My eldest daughter saw this book on my bedside table and asked to take it home and read it. So she read Leif Enger’s newest novel before I even opened it. When she brought it back I asked her how it was, and she said, “Well, it’s good, but it’s rather dark.”

Dark indeed. I Cheerfully Refuse is the story of a man, Rainy, who becomes a fugitive, innocent of any crime, but pursued by a villainous lawman in a dystopian world that has traded law and order for despotism and chaos. It was unclear to me whether nuclear war or climate change or something else or a combination of things made the setting, in and around Lake Superior in Michigan and Canada, so degraded and oppressive. However, something happened to the country and then something else to Rainy in particular, and Rainy is caught in a hellish predicament, not of his own making. So he sets sail in a dilapidated old sailboat to escape the bad guys and find the good.

It is a doomed quest, but Rainy doesn’t give up. He meets with people and situations both good and evil in his journey. And (SPOILER ALERT), he does, after much suffering, win through to a semi-hopeful ending. There’s a bit of magical realism and some futuristic dystopian fantasy as the story winds through the islands and shores of Lake Superior. The plot, however, is not the best part of the book. It’s the words. Mr. Enger is a master at manipulating and communicating with words.
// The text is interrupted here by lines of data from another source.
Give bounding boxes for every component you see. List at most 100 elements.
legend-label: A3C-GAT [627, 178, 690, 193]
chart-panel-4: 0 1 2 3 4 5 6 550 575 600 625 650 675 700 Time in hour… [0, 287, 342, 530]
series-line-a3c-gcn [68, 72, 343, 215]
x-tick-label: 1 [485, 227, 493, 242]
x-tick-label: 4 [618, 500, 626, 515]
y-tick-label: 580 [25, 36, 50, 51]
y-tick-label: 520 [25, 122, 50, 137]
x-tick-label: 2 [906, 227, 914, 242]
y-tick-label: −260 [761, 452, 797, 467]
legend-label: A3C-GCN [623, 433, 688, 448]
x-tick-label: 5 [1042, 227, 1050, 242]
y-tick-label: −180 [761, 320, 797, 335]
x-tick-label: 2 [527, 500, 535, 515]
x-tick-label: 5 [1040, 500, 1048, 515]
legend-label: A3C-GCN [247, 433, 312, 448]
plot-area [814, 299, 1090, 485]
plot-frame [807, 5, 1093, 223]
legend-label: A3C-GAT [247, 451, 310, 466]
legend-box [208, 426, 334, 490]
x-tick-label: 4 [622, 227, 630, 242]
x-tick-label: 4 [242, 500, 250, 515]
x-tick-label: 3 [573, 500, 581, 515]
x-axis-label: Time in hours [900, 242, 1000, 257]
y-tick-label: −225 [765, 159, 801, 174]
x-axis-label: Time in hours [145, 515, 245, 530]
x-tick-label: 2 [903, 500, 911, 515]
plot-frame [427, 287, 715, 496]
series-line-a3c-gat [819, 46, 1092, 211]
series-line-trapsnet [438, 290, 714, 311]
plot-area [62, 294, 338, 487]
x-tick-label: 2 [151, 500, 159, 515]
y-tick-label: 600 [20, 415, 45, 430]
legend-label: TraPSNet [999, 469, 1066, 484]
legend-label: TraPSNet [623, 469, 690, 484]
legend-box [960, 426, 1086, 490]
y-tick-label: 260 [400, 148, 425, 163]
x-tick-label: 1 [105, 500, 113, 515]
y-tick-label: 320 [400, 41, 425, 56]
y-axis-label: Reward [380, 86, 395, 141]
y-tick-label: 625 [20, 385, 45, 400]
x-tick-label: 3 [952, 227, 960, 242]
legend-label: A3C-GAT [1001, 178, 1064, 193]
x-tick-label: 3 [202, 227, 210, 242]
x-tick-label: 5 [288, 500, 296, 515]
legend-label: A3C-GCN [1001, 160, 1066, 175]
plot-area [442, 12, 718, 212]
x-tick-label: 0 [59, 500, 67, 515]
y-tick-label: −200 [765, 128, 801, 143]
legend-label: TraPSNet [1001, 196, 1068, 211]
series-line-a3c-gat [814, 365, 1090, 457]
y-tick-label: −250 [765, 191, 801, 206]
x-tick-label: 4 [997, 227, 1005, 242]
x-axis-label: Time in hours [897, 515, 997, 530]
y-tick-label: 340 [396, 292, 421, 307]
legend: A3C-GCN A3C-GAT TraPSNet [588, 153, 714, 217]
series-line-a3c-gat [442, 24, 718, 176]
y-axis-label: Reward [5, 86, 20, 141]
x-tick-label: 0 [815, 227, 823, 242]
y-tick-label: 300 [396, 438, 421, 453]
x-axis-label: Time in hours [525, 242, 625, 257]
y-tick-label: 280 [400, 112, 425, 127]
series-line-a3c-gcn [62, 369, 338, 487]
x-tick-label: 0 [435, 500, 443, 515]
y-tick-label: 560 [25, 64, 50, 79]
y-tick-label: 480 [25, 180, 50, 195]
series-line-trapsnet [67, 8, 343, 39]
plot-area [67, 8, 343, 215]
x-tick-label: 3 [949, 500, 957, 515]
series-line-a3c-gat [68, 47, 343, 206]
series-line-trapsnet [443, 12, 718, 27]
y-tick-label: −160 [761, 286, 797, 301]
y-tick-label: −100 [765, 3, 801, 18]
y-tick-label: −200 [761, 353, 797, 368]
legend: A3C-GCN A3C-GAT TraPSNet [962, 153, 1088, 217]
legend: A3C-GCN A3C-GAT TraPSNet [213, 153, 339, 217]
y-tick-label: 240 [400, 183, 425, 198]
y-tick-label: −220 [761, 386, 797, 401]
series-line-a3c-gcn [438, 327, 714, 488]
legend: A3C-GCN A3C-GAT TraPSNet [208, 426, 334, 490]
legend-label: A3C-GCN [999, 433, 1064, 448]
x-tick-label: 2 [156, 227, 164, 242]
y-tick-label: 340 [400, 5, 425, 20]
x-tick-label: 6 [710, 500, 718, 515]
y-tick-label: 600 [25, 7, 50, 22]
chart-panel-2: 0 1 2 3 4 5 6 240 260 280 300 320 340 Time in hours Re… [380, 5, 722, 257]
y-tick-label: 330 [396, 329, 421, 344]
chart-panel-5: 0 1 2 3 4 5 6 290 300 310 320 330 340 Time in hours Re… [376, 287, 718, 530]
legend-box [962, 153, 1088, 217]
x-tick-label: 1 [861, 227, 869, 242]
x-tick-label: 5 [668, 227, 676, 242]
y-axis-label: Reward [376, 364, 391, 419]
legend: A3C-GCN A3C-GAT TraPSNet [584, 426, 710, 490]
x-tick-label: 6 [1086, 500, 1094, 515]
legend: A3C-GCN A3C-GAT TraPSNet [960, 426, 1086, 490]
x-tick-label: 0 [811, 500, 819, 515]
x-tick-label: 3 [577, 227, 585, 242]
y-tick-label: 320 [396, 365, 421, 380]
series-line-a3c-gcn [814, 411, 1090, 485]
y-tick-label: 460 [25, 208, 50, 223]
He verbs a few of the nouns, and nouns some adjectives and verbs, and mixes up the syntax and casually drops in the metaphors and similes just enough to keep a reader on her toes, reading carefully and slowly, and going back to savor and make sure I didn’t miss something along the journey.

Enger in this book writes lovely sentences like these:

“You’re a man who stops and listens. If that’s not the definition of friendship, it’s close enough for now.”

“Words are one way we leave tracks in the world, Sol. Maybe one day you will write a book, like Olaus did, or Molly Thorn. And people will read it, like I’ve been reading to you. And they will know that you were here, and a little about what you were like.”

“. . . our job always and forever was to refuse Apocalypse in all its forms and work cheerfully against it.”

“[I]t began to resemble what I once imagined church might be like, a church you could bear, where people laughed and enjoyed each other and did not care if they were right all the time or if other people were wrong.”

“One shelf became two. Then a wall. Then eight-foot rolling racks from a shut library in Hayward, Wisconsin. Maudie suggested changing the shop name to reflect its inventory. Bread and Books. Loaves and Lit. Pulp and Provender. Lark laughed off the idea. She said all of it was bread.”

So, I Cheerfully Refuse is a good book, but dark. In times of chaos and uncertainty and change, it might be good to read a book about man living through similar (but much worse) times. Or it might not. I enjoyed the book, but your mileage and ability to stay cheerful may vary.

“I am always last to see the beauty I inhabit.”